One of the things which makes Johannesburg a really exciting city to relocate to is its genuinely rainbow-like abundance of different cultural groups. Much like London or New York, this city has attracted immigrants from across the globe and they've all developed their own little corners, incorporating their indigenous styles and cultural identities into the fabric of the city.
The ethnic group most identifiable in the area where I live (Melrose/Illovo) is the Jewish community. On the floor of my apartment block, ten out of the 15 flats are Jewish. Some of the apartment blocks here even have their own temples! The Chinese community has their own Chinatown in Cyrildene, the Congolese are well set up in Yeoville's Rocky Road and Joburg's vibrant Indian/Pakistani/Bengali community is largely based in colourful Fordsburg, just west of the CBD.
During apartheid the government forced the "coloured" community to move out of Fordsburg, where they had established their own community, and made them relocate to the far off township of Lenasia (past Soweto). They did however let Asian business owners keep their shops - on the condition that they remain within the specially designated Asia Mall. Despite being forced to live several miles from their stores, the community's businesses continued to thrive through the difficulties of apartheid. Now that apartheid has long since passed the Asian community has reclaimed the streets of Fordsburg and the area is now bursting with a new generation of immigrants from the Indian sub-continent, further adding to the vibrant street life. 21st Century Fordsburg is a fantastic place to shop, eat, get a haircut, visit a tailor…you name it, you can find it here.
The most fun time to come to Fordsburg is Saturday evening when the night market is in full swing. During the night market the area around the main thoroughfare Mint Street fills with stalls selling clothes, jewellery, DVDs, Bollywood films, spices, sparkly shoes and lots and lots of street food. The predominantly Muslim community turn out in their finest clothes to wander the streets, shop, eat, get beauty treatments, gossip and meet with friends.
We parked up a few blocks from Mint Street with empty stomachs and went in search of some top quality Indian food. Following our noses we quickly found ourselves drawn to the smoking street-side grill of the Tikka House where at least 20 tandoori chickens were being grilled over an open fire. With our stomachs happily filled we then went looking for stuff to buy. Like all good Asian markets you arrive in search of food and then decide you want to buy 10 of the latest blockbusters on pirate DVD, a handful of jewellery, a bucket-load of spices and maybe some incense to top it off. Incidentally if you are looking for variations on the traditional long black Muslim abaya…there are at least 50 shops to choose from.

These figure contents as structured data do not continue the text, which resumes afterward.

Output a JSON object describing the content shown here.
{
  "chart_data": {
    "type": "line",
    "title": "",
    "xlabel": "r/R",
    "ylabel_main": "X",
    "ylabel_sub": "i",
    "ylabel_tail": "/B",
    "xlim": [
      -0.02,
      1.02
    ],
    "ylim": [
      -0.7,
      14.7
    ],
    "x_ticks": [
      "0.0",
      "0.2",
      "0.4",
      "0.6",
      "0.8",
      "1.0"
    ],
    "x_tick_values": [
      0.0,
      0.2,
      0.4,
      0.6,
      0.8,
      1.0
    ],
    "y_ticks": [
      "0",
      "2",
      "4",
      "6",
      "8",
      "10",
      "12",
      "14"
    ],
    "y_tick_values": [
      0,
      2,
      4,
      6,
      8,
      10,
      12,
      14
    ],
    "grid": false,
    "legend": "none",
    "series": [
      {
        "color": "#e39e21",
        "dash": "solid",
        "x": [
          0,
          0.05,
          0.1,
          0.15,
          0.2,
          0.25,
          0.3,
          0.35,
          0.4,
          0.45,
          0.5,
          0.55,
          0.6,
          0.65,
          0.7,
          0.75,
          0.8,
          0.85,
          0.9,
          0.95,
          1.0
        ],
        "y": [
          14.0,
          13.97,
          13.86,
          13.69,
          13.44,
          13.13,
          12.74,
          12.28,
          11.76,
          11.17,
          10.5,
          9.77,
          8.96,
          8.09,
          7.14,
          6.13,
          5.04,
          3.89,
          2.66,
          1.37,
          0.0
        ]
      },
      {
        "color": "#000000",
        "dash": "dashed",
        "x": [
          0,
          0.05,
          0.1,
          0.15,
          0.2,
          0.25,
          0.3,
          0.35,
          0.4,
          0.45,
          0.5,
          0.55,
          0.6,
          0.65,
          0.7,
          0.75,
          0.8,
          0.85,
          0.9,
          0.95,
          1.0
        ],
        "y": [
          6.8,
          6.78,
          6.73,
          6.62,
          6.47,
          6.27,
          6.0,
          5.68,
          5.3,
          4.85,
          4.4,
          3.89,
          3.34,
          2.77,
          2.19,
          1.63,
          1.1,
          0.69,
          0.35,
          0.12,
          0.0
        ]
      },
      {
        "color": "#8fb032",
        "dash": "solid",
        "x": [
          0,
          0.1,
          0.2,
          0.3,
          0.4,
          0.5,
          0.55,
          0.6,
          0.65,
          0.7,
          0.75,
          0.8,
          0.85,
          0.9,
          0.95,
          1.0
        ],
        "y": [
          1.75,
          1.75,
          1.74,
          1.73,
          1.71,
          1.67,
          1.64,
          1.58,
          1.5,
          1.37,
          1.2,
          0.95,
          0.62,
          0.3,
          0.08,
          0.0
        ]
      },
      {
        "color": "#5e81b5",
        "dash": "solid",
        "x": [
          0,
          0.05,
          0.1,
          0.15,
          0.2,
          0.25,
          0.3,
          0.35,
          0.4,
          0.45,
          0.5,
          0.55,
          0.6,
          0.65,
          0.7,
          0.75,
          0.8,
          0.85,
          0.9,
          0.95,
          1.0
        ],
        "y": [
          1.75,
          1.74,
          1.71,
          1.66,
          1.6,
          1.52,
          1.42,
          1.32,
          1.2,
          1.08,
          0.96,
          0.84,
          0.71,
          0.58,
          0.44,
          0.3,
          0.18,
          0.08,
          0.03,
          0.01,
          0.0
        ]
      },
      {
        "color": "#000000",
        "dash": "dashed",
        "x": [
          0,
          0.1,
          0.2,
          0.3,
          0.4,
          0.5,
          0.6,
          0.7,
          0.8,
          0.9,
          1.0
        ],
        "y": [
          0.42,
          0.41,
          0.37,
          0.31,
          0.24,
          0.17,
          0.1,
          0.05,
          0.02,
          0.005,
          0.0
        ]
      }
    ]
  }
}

Our next task was to find the Juice Den which Heather Mason of 2summers.net had highly recommended to me. Here they grind up fresh sugar cane and mix it up with freshly squeezed juices and ice into a very satisfying drink. I had orange and cane juice, although there were more exciting options like guava, carrot and avocado to choose from too.
My husband wasn't going to leave Fordsburg without getting a 30 Rand haircut at the Asian barbers and I certainly wasn't going to walk past the Sweetmeats bakery without getting some sticky treats to take home. I have no idea exactly what it was I bought - but what the hey, it was nyom!
How we got there: Fordsburg is located to the west of Newtown which is easily accessed on the Rea Vaya. It is not at all recommended to walk here from Newtown after dark though - the industrial wasteland in between is dark, creepy and super sketchy. Essentially the night market is best reached by car. Park where you can and you will find there's no shortage of car guards around to watch your wheels.